You Can’t Spell “Scorpion stings all over would be preferable to this POS” without “Scorpio”

1989 Merkur Scorpio
Worst Marquis Ever

This is obviously a photoshop.  Seriously.  A “Merkur” (nee German Ford) Scorpio that:

  • is not rusted out
  • appears to have arrived under its own “power”
  • has more than the owner looking at it – no one’s laughing and pointing; no one’s barfing
  • has race parts?  WTF?

What the fuck was 8 Barrel thinking, trading a Mustang GT for this.  Oh wait.  Kids.  It could have been worse.  It could have been a Ford Tempo.
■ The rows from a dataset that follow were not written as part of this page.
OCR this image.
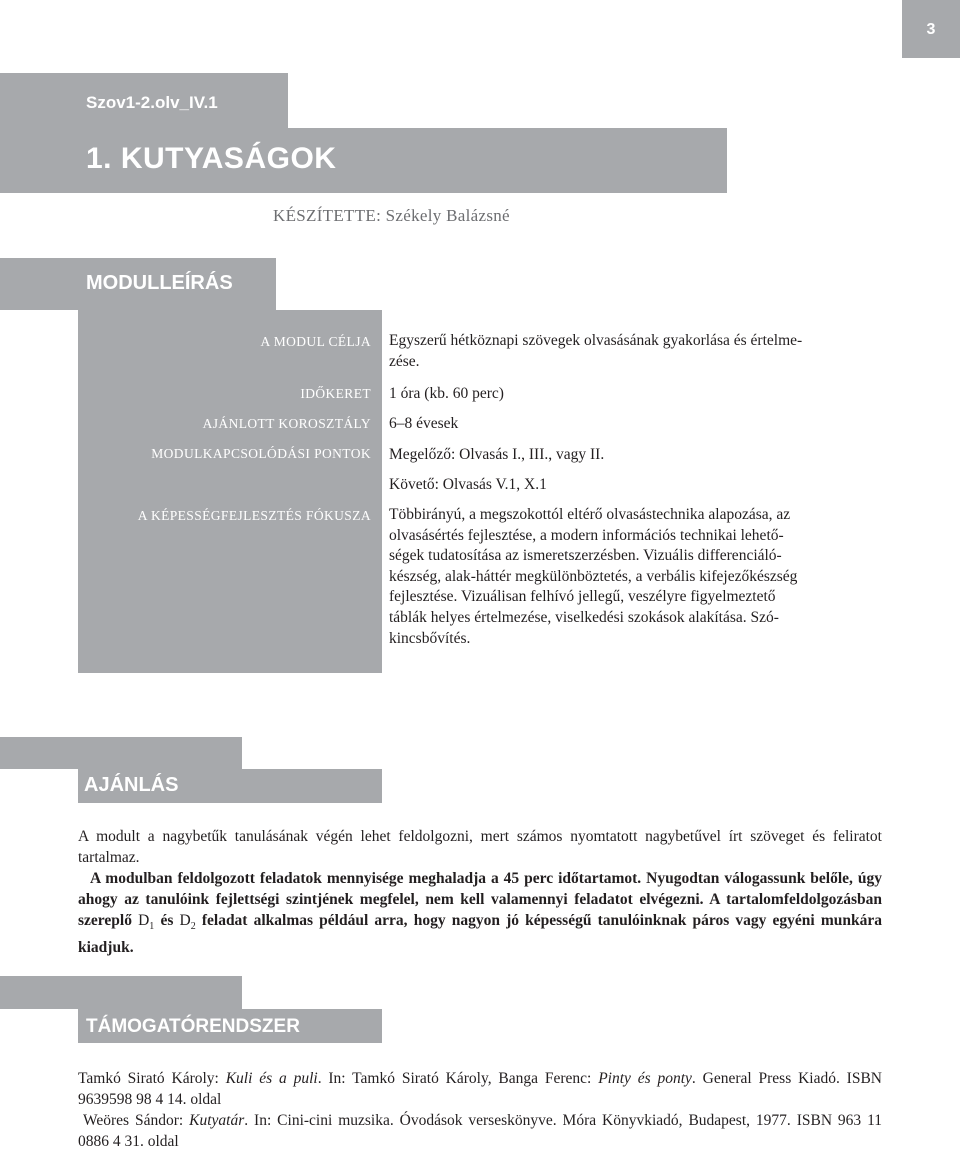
3
Szov1-2.olv_IV.1
1. KUTYASÁGOK
KÉSZÍTETTE: Székely Balázsné
MODULLEÍRÁS
A MODUL CÉLJA
IDŐKERET
AJÁNLOTT KOROSZTÁLY
MODULKAPCSOLÓDÁSI PONTOK
A KÉPESSÉGFEJLESZTÉS FÓKUSZA
Egyszerű hétköznapi szövegek olvasásának gyakorlása és értelme-
zése.
1 óra (kb. 60 perc)
6–8 évesek
Megelőző: Olvasás I., III., vagy II.
Követő: Olvasás V.1, X.1
Többirányú, a megszokottól eltérő olvasástechnika alapozása, az
olvasásértés fejlesztése, a modern információs technikai lehető-
ségek tudatosítása az ismeretszerzésben. Vizuális differenciáló-
készség, alak-háttér megkülönböztetés, a verbális kifejezőkészség
fejlesztése. Vizuálisan felhívó jellegű, veszélyre figyelmeztető
táblák helyes értelmezése, viselkedési szokások alakítása. Szó-
kincsbővítés.
AJÁNLÁS

A modult a nagybetűk tanulásának végén lehet feldolgozni, mert számos nyomtatott nagybetűvel írt szöveget és feliratot tartalmaz.

A modulban feldolgozott feladatok mennyisége meghaladja a 45 perc időtartamot. Nyugodtan válogassunk belőle, úgy ahogy az tanulóink fejlettségi szintjének megfelel, nem kell valamennyi feladatot elvégezni. A tartalomfeldolgozásban szereplő $D_1$ és $D_2$ feladat alkalmas például arra, hogy nagyon jó képességű tanulóinknak páros vagy egyéni munkára kiadjuk.

TÁMOGATÓRENDSZER

Tamkó Sirató Károly: Kuli és a puli. In: Tamkó Sirató Károly, Banga Ferenc: Pinty és ponty. General Press Kiadó. ISBN 9639598 98 4 14. oldal

Weöres Sándor: Kutyatár. In: Cini-cini muzsika. Óvodások verseskönyve. Móra Könyvkiadó, Budapest, 1977. ISBN 963 11 0886 4 31. oldal
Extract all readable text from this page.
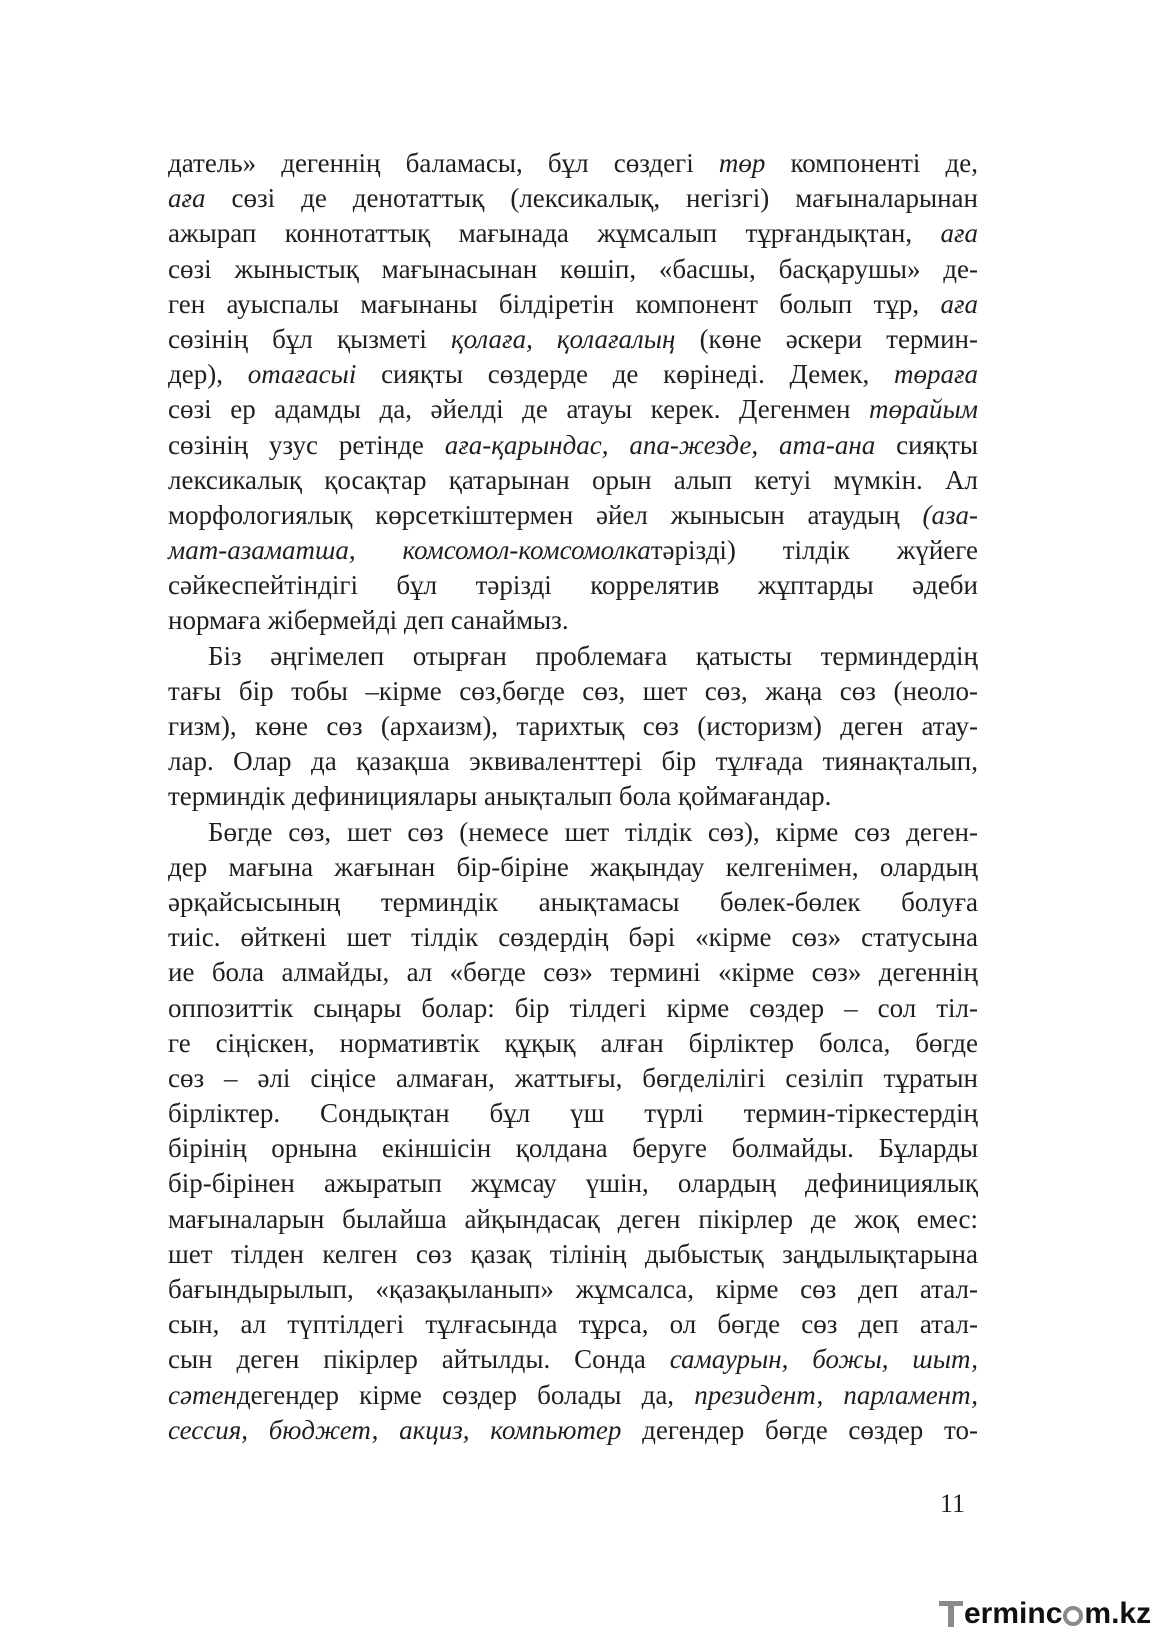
датель» дегеннің баламасы, бұл сөздегі төр компоненті де,
аға сөзі де денотаттық (лексикалық, негізгі) мағыналарынан
ажырап коннотаттық мағынада жұмсалып тұрғандықтан, аға
сөзі жыныстық мағынасынан көшіп, «басшы, басқарушы» де-
ген ауыспалы мағынаны білдіретін компонент болып тұр, аға
сөзінің бұл қызметі қолаға, қолағалың (көне әскери термин-
дер), отағасыі сияқты сөздерде де көрінеді. Демек, төраға
сөзі ер адамды да, әйелді де атауы керек. Дегенмен төрайым
сөзінің узус ретінде аға-қарындас, апа-жезде, ата-ана сияқты
лексикалық қосақтар қатарынан орын алып кетуі мүмкін. Ал
морфологиялық көрсеткіштермен әйел жынысын атаудың (аза-
мат-азаматша, комсомол-комсомолкатәрізді) тілдік жүйеге
сәйкеспейтіндігі бұл тәрізді коррелятив жұптарды әдеби
нормаға жібермейді деп санаймыз.
Біз әңгімелеп отырған проблемаға қатысты терминдердің
тағы бір тобы –кірме сөз,бөгде сөз, шет сөз, жаңа сөз (неоло-
гизм), көне сөз (архаизм), тарихтық сөз (историзм) деген атау-
лар. Олар да қазақша эквиваленттері бір тұлғада тиянақталып,
терминдік дефинициялары анықталып бола қоймағандар.
Бөгде сөз, шет сөз (немесе шет тілдік сөз), кірме сөз деген-
дер мағына жағынан бір-біріне жақындау келгенімен, олардың
әрқайсысының терминдік анықтамасы бөлек-бөлек болуға
тиіс. өйткені шет тілдік сөздердің бәрі «кірме сөз» статусына
ие бола алмайды, ал «бөгде сөз» термині «кірме сөз» дегеннің
оппозиттік сыңары болар: бір тілдегі кірме сөздер – сол тіл-
ге сіңіскен, нормативтік құқық алған бірліктер болса, бөгде
сөз – әлі сіңісе алмаған, жаттығы, бөгделілігі сезіліп тұратын
бірліктер. Сондықтан бұл үш түрлі термин-тіркестердің
бірінің орнына екіншісін қолдана беруге болмайды. Бұларды
бір-бірінен ажыратып жұмсау үшін, олардың дефинициялық
мағыналарын былайша айқындасақ деген пікірлер де жоқ емес:
шет тілден келген сөз қазақ тілінің дыбыстық заңдылықтарына
бағындырылып, «қазақыланып» жұмсалса, кірме сөз деп атал-
сын, ал түптілдегі тұлғасында тұрса, ол бөгде сөз деп атал-
сын деген пікірлер айтылды. Сонда самаурын, божы, шыт,
сәтендегендер кірме сөздер болады да, президент, парламент,
сессия, бюджет, акциз, компьютер дегендер бөгде сөздер то-
11
ermin c m.kz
ACID FLASHBACK THURSDAY: 1965 Chevrolet Biscayne

1965 Chevrolet Biscayne
I swear it’s not a social call.* And no, I did not park in the back to go unseen by cops or coworkers.

November 1979 – death becomes her

The best things:

  • cost $75
  • roll down rear windows
  • could remove ignition key while the car was running (handy when fighting over who got to use it next)
  • straight 6 tractor motor that would run forever

The worst things:

  • everything else
  • manual steering.  Even more fun with a broken idler arm, making it a Fox News car (always pulling right)
  • straight 6 tractor motor that had about 90 hp
  • everything was 5 minutes from failure – paint turning to dust.  window cranks spontaneously breaking. Starter motor roulette.

Its colossal failures did lead to the acquisition of the Fury, so it’s got that going for it, which is good.

*The building in the background is the famous Downtowner motel, across the street from the BK Lounge.

1977 Mercury Monarch

1977 Mercury Monarch
Is that a Mercedes? Uh, no.

What the hell was wrong with us in the 70s?

  • Ford Falcon chassis (basically) – is this what the Mustang would have become, if it didn’t turn into a Pinto?
  • 250 OHV I-6 from a John Deere
  • It had a 4 speed stick (unless it was a 3)
  • Was unable to handle golf balls from, uh, space, without dimpling its trunk.